BOMBE E MINACCE, TUTTO AMMESSO NEL DEMENZIALE SERRAGLIO DELLO STADIO

Mancano 20’ alla fine di Vicenza-Lecce, penultima giornata del campionato di serie B. I pugliesi segnano il gol dell’1-0 e grazie a questo risultato sarebbero promossi in serie A, mentre i veneti sarebbero condannati alla serie C.

Dal settore dei tifosi giallorossi, alle spalle del portiere vicentino Contini, partono bengala di festeggiamenti per il gol ed esplode una bomba carta: Contini si accascia al suolo stordito e dovrà essere sostituito. Dopo una pausa di un quarto d’ora, la partita riprende e clamorosamente il Vicenza pareggia, sbaglia il rigore del 2-1, ma poi segna allo scadere e vince. Per eventuali promozione e retrocessione è così tutto rimandato agli ultimi 90’.

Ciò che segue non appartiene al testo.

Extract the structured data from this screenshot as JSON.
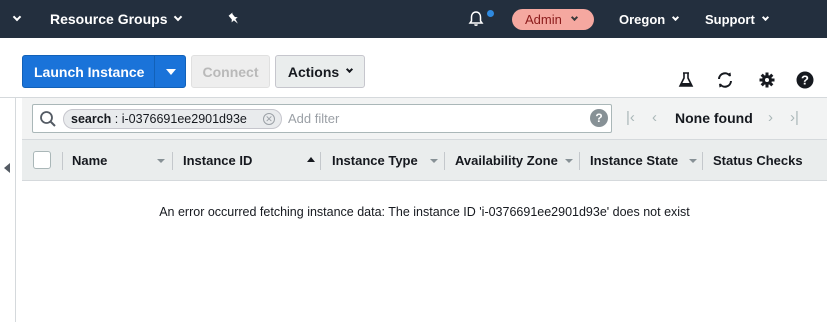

Nel Paese dove regole e leggi vengono aggirate e infrante con una disinvoltura più frequente della loro stessa promulgazione, le polemiche infuriano in questi giorni, lontanissime dal vero problema: allo stadio “Menti” di Vicenza, sabato 30 aprile, sono stati introdotti bengala e una bomba.

Non è questo il punto, per il nostro mondo a rovescio. Macché. La questione è diventata – da subito – la regolarità del campionato (!), la sceneggiata di Contini (!), perché diversi altri giocatori e steward erano assai più vicini di lui al punto della detonazione, la paternità dell’ordigno (!), perché “siamo sicuri che sia stato fatto esplodere dai leccesi”?

Una triste commedia il cui copione viene palleggiato non con i piedi, ma di mano in mano come nel rugby, tra questore e dirigenti, giornalisti e testimoni (?), medici e raccattapalle, steward e forze dell’ordine.

Nel bailamme di dichiarazioni e comunicati stampa, emergono dettagli e particolari inquietanti, tra i quali il più grottesco e inaccettabile è che nessun controllo ai tornelli (molti dei quali fuori servizio) è stato effettuato.

Nella consueta sinfonia di indignazione e sdegno, accuse e minacce, richieste di pene esemplari e provvedimenti drastici, si insinua lo strumento più stonato: la sentenza del giudice sportivo che condanna il Lecce a una multa di 10.000 euro. Diecimila euro. Che per una società di calcio sono come 10 euro per un comune cittadino.

Buone notizie, quindi, teppisti e scalmanati: potete continuare a strozzare la suocera allo stadio, basta metterle al collo la sciarpa di un’altra squadra. L’ammenda è più o meno 10 euro.

Passano gli anni, in Italia, ma non cambia nulla. Persino dopo mesi e mesi di impianti deserti per la pandemia, quando la folla è tornata ha dimostrato che usi e costumi non sono cambiati: non si possono accendere bengala e far scoppiare bombe carta in piazza Duomo, perché vai al gabbio per qualche ora. In quel perenne porto franco che sono gli stadi di calcio italiani, invece, si può fare. Eccome. Si può ancora fare tutto, tanto nel caso paga Pantalone. Pochi sghei, dopo di che l’incidente è chiuso lasciando aperti solo i veleni tra gli squallidi protagonisti di cui sopra.

Seconda puntata. Dopo la sconfitta di San Siro contro il Milan, Lorenzo Venuti della Fiorentina ha ricevuto – insieme con la fidanzata Augusta Iezzi – una serie di insulti agghiaccianti e bestemmie, auguri di tumori e morti dolorose, su uno sfondo razzista molto evidente. Augusta si è rivolta via social al più violento degli insultatori, ma per tutta risposta – invece delle scuse – ha ricevuto altre offese aberranti.

Le notizie sono due: chi siano questi disgraziati si sa perfettamente (1), ma non gli accadrà niente (2). Assolutamente niente. Qui non c’è nemmeno un Lecce che possa pagare 10.000 euro, se proprio un giudice dovesse avere la mano pesante. Ma quel giudice social ancora non esiste.